So, whenever I want to release something, which isn't often because I never get to the point to where something is useful, I release it under GPL. I do this because I've had code stolen before and claimed as someone elses... doesn't feel very good. Rather, makes you sick to your stomach... anyways, I don't like proprietary code because it doesn't really prevent the reuse of ideas, only implementation. If someone uses my code or even sells my code, I'm fine with it as long as my code is contributed to and/or I'm given credit for my code.
I don't tend to like BSD style licensing because it doesn't require even a mention of my name. However, for a project like Clang, where even if someone did take your code, there would be little to not benefit for the person taking the code and claiming it as your own. Nobody would use it and people would instantly realize that it's stolen. But if I were to release my small projects, people could swipe that with almost no consequence at all and get away with it as calling it their own.

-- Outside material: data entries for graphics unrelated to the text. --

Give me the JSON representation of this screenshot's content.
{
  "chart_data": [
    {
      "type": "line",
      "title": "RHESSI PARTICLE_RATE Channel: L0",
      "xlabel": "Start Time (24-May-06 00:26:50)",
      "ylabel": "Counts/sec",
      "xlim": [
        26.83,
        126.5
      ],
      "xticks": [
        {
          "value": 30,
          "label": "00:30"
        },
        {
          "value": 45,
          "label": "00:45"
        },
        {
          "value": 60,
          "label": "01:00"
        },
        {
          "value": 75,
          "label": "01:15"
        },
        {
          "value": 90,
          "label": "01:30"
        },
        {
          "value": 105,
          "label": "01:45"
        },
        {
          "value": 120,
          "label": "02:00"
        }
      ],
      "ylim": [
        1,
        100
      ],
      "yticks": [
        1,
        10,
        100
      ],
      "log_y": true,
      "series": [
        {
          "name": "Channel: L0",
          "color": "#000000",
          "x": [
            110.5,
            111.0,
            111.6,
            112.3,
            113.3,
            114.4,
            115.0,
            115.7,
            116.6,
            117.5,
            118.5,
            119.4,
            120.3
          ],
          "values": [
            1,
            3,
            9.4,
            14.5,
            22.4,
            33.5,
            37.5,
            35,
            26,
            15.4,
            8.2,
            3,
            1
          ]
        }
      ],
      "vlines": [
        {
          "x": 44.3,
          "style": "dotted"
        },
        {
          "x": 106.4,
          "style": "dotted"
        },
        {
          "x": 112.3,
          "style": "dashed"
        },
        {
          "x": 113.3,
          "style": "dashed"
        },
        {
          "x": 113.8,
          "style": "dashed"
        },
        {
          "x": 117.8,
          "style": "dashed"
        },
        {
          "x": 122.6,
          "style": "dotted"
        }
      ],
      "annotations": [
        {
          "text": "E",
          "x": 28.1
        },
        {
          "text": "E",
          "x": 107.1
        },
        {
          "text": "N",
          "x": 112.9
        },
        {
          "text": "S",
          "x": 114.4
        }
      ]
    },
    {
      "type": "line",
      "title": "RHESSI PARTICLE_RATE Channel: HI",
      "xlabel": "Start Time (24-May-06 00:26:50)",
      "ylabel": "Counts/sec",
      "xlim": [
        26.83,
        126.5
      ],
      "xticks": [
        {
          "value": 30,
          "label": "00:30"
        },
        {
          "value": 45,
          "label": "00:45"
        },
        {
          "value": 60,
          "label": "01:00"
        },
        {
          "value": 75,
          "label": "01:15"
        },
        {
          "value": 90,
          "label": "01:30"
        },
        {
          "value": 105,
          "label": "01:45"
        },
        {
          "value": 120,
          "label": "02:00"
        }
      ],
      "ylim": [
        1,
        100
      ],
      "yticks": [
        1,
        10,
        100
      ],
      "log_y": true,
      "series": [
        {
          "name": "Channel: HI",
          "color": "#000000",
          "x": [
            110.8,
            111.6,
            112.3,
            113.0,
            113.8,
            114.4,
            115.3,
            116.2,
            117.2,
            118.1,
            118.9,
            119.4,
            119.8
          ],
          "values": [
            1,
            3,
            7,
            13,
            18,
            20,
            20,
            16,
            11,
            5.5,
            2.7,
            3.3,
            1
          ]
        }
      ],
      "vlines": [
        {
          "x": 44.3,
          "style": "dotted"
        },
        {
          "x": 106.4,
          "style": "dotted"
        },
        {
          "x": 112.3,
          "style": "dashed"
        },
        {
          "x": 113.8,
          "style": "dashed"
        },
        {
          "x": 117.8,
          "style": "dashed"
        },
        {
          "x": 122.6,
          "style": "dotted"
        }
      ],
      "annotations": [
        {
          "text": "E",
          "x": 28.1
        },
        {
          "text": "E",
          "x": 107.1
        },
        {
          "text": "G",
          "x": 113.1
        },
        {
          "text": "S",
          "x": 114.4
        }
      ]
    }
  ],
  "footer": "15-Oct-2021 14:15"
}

I think MIT licensing is fine as long as it's respected and probably more towards GPL without the need to keep the code open. Even if the code is taken, a license is required to be accompanied with the code module.

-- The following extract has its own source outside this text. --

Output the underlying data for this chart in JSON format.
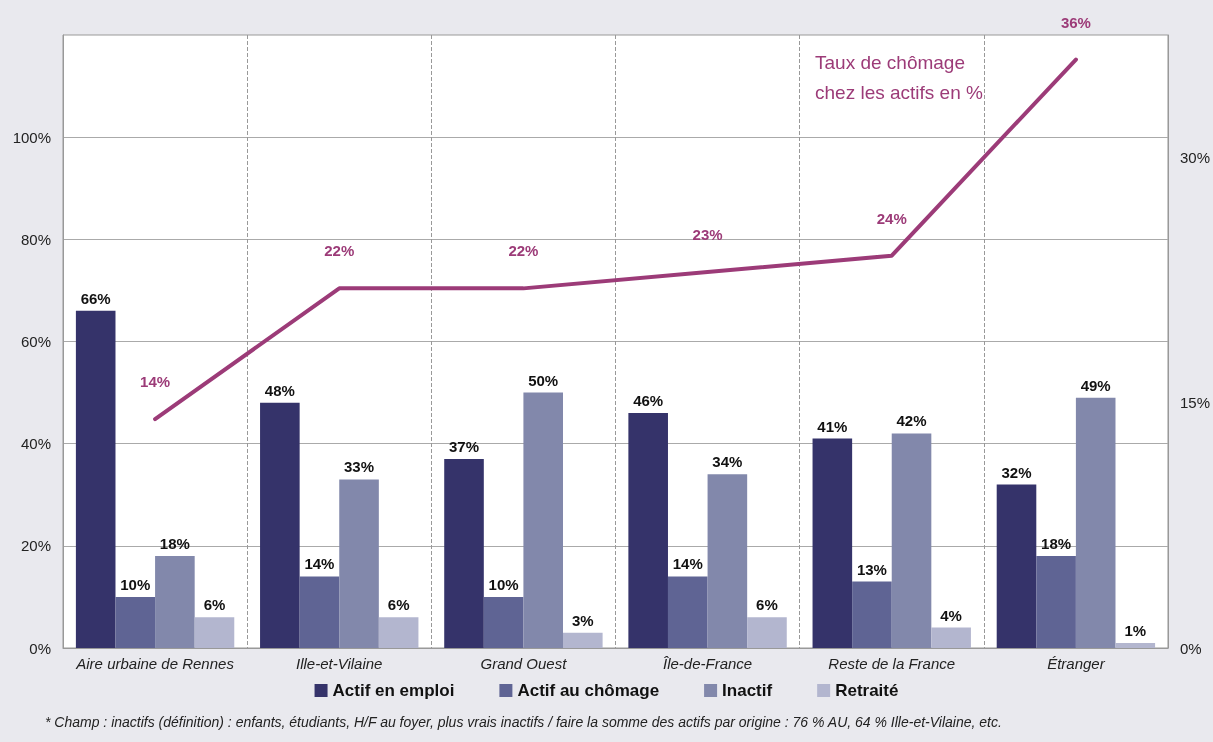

Any one else have different preferences?
If no license is specified, it refuses anybody from taking or redistributing the code without (written) permission from the original author. Most of my code uses this now adays until it's viable for actual use.
I found this site pretty helpful http://choosealicense.com/licenses/ .
Though I would like to point out that even with a license anyone can rip off your code and not have to follow the licensing terms and possibly get away with it. It really comes down to can you afford to uphold the license. Which takes time and money to do.